People these days are easily offended, and unfortunately that doesn’t mean that it becomes easier to sway someone’s attention because images and publications are so varied that a person can move on to the next thing and stop worrying about seeing something that offends them. People and those in power alike end up just moving on in life.

The Most Powerful Images Are Yet to Be Truly Discovered

Because of these layers of censorship, one can argue that there are most likely many very powerful images that can and should be showcased but that editors are too afraid to show people lest they lose the relationship that they’ve been cultivating with their audience for a while. In the sense that they have to ensure that photojournalists and others continue to get paid, it’s a smart tactic.
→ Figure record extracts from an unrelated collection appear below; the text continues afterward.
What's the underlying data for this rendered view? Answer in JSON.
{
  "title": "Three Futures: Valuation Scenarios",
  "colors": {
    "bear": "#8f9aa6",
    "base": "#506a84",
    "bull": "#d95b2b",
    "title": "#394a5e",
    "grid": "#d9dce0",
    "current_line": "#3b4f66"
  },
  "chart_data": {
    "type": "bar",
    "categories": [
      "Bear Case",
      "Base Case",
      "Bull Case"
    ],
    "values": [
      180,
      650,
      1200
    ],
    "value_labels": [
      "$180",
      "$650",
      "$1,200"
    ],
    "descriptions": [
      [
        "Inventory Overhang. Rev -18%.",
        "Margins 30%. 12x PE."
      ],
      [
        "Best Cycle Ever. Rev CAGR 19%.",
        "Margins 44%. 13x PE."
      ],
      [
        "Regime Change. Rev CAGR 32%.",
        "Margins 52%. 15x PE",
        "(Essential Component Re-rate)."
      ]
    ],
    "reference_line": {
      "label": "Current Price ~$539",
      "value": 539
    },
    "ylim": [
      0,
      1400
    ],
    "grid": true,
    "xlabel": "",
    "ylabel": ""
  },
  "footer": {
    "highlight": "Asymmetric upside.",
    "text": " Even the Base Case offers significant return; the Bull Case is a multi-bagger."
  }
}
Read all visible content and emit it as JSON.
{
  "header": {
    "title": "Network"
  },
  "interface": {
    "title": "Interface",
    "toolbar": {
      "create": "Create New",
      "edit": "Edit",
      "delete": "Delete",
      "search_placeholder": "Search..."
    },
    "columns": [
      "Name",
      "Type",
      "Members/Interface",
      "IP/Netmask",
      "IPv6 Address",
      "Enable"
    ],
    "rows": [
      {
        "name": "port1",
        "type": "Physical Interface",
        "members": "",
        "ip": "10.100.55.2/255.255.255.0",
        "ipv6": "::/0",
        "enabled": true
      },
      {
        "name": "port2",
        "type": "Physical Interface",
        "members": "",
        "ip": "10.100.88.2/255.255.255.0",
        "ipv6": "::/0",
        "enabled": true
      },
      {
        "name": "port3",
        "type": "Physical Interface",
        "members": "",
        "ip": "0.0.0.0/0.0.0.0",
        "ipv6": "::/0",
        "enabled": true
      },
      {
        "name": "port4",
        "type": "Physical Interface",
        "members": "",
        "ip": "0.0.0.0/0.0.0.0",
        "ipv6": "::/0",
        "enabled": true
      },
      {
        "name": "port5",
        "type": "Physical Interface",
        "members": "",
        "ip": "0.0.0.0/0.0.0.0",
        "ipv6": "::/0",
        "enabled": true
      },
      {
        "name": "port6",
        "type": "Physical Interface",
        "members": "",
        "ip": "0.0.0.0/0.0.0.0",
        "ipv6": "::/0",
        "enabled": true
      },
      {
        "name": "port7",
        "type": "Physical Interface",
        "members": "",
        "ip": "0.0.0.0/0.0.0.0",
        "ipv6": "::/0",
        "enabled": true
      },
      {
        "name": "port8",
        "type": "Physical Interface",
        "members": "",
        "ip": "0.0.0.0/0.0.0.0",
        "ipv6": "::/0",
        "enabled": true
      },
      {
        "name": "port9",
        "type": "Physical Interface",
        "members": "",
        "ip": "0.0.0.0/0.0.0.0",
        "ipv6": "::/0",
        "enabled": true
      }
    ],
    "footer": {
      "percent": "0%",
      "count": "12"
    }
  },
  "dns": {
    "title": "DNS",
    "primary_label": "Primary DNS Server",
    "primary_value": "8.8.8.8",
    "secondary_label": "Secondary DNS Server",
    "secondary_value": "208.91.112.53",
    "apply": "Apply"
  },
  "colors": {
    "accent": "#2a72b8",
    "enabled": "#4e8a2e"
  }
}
However, it just means that the public continues to see images that won’t necessarily change their opinions or force action.

Konrad Lembcke

Where this is most evident is amongst the work of some of the greatest photographers still alive, and in this case we’ll focus on Susan Meiselas. The Magnum photographer has photographed and focused on war for a really long time. While the conflicts in Latin America she covered have died down quite a bit, it’s arguable that more of it had to do with the flow of resources from the United States to drug cartels.

The Web and Attention Spans

Culminating and threading together all of these ideas is one of the most paramount of human behaviors these days: short attention spans. Because there is so much information, we sit there trying to go through it all while multi-tasking. But at the same time, the NYTimes can do a fantastic photo essay on the condition of the Projects, but someone can also easily move on to the Real Estate section if they wish. That’s the choice of the person, and unfortunately with so much choice out there, it’s easy for people to forget what’s important.

So how can documentary photographers solve this issue? To be honest, I’m not quite sure that they can–the power is more in the hands of the photo editors, gatekeepers, and those who manage the algorithms to get people and their opinions changing to force meaningful action. But Documentary photographers can come together to form small collectives in order to show off the work that they do in order to instigate changes of some sort.

They just need the funding to do this.